7. Computational implementation

In this chapter we describe how the corrected penalty functional method described in section 6.2 has been implemented in a total energy computer code to perform linear-scaling quantum-mechanical calculations on arbitrary systems.

As mentioned in section 4.6, the density-matrix is represented in the form

$$\rho({\bf r},{\bf r'}) = \phi_{\alpha}({\bf r}) K^{\alpha \beta} \phi_{\beta} ({\bf r'}) .$$ (7.1)

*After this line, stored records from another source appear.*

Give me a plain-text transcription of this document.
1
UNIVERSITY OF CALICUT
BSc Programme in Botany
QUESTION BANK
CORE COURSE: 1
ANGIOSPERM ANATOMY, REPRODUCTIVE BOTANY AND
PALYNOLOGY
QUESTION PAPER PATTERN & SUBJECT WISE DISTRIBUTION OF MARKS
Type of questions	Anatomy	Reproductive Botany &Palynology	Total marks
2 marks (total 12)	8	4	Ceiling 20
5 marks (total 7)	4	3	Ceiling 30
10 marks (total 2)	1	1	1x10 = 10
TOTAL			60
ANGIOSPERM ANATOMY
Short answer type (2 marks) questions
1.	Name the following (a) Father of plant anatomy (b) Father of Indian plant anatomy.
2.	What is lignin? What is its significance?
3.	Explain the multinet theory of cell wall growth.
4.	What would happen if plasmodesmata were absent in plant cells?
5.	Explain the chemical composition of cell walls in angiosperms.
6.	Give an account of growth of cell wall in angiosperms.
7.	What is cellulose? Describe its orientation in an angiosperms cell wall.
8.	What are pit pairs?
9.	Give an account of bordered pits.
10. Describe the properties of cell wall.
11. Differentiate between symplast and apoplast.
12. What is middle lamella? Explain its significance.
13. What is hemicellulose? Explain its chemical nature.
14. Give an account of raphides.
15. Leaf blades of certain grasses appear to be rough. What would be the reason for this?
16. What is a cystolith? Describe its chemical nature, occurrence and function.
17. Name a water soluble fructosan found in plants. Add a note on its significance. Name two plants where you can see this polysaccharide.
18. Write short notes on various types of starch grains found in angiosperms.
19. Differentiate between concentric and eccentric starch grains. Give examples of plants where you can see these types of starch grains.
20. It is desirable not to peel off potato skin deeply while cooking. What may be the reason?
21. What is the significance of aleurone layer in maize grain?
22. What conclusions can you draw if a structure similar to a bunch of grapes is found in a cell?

We refer to the contravariant quantity $K^{\alpha \beta}$ as the density-kernel, and the covariant quantities $\{ \phi_{\alpha}({\bf r}) \}$ are localised non-orthogonal support functions, which are themselves expanded in terms of the spherical-wave basis-set of chapter 5:

$${\phi}_{\alpha}({\bf r}) = \sum_{n \ell m} c^{n \ell m}_{(\alpha)} ~\chi_{\alpha , n \ell m}({\bf r}) .$$ (7.2)

We now proceed to express the total energy and penalty functional in terms of these quantities, and also to calculate gradients with respect to the density-kernel and expansion coefficients $\{ c^{n \ell m}_{(\alpha)} \}$. We will also discuss the implementation of the normalisation constraint and also how the convergence might be improved by the use of a preconditioning scheme for the gradients.